Re: INFO: rcu detected stall in ndisc_alloc_skb
From: Dmitry Vyukov <dvyukov@google.com>
Date: 2019-01-07 11:13:09
Also in:
linux-mm, lkml
On Sun, Jan 6, 2019 at 2:47 PM Tetsuo Handa [off-list ref] wrote:
On 2019/01/06 22:24, Dmitry Vyukov wrote:quoted
quoted
A report at 2019/01/05 10:08 from "no output from test machine (2)" ( https://syzkaller.appspot.com/text?tag=CrashLog&x=1700726f400000 ) says that there are flood of memory allocation failure messages. Since continuous memory allocation failure messages itself is not recognized as a crash, we might be misunderstanding that this problem is not occurring recently. It will be nice if we can run testcases which are executed on bpf-next tree.What exactly do you mean by running test cases on bpf-next tree? syzbot tests bpf-next, so it executes lots of test cases on that tree. One can also ask for patch testing on bpf-next tree to test a specific test case.syzbot ran "some tests" before getting this report, but we can't find from this report what the "some tests" are. If we could record all tests executed in syzbot environments before getting this report, we could rerun the tests (with manually examining where the source of memory consumption is) in local environments.
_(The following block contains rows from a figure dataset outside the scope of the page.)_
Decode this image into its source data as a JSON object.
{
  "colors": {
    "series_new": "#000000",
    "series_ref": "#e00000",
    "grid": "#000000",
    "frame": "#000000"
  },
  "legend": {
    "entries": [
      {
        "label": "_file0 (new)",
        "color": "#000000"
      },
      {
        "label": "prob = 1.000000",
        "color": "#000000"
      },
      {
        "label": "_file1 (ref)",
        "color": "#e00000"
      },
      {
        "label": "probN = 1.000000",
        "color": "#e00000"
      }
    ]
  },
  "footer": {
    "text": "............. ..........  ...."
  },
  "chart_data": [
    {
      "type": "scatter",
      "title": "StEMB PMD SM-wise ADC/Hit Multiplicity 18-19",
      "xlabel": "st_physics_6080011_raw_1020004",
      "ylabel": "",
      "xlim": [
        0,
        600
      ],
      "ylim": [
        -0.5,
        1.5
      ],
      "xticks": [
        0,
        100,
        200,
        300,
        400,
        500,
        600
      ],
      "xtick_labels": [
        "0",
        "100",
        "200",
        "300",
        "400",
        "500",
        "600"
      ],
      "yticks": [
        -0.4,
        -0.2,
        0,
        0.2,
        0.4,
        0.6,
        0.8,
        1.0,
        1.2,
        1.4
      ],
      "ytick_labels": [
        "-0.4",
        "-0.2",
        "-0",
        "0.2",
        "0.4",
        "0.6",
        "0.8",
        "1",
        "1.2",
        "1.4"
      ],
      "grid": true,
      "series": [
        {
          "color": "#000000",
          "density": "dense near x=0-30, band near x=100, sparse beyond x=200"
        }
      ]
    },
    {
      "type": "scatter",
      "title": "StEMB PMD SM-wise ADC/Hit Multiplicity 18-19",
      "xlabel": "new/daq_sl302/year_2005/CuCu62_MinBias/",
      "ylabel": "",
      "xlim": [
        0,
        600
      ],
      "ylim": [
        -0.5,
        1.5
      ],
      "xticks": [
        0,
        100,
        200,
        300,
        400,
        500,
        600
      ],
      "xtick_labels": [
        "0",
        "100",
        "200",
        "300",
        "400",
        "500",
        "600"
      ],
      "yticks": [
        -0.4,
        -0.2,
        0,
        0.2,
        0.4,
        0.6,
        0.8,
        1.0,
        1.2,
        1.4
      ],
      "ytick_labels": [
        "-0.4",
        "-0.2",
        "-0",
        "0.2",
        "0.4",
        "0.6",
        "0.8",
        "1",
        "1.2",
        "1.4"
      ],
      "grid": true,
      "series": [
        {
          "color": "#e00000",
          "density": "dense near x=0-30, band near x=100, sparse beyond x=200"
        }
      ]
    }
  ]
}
Filed https://github.com/google/syzkaller/issues/917 for this.
Since syzbot is now using memcg, maybe we can test with sysctl_panic_on_oom == 1. Any memory consumption that triggers global OOM killer could be considered as a problem (e.g. memory leak or uncontrolled memory allocation).
Interesting idea. This will also alleviate the previous problem as I think only a stream of OOMs currently produces 1+MB of output. +Shakeel who was interested in catching more memcg-escaping allocations. To do this we need a buy-in from kernel community to consider this as a bug/something to fix in kernel. Systematic testing can't work gray checks requiring humans to look at each case and some cases left as being working-as-intended. There are also 2 interesting points: - testing of kernel without memcg-enabled (some kernel users obviously do this); it's doable, but currently syzkaller have no precedents/infrastructure to consider some output patterns as bugs or not depending on kernel features - false positives for minimized C reproducers that have memcg code stripped off (people complain that reproducers are too large/complex otherwise)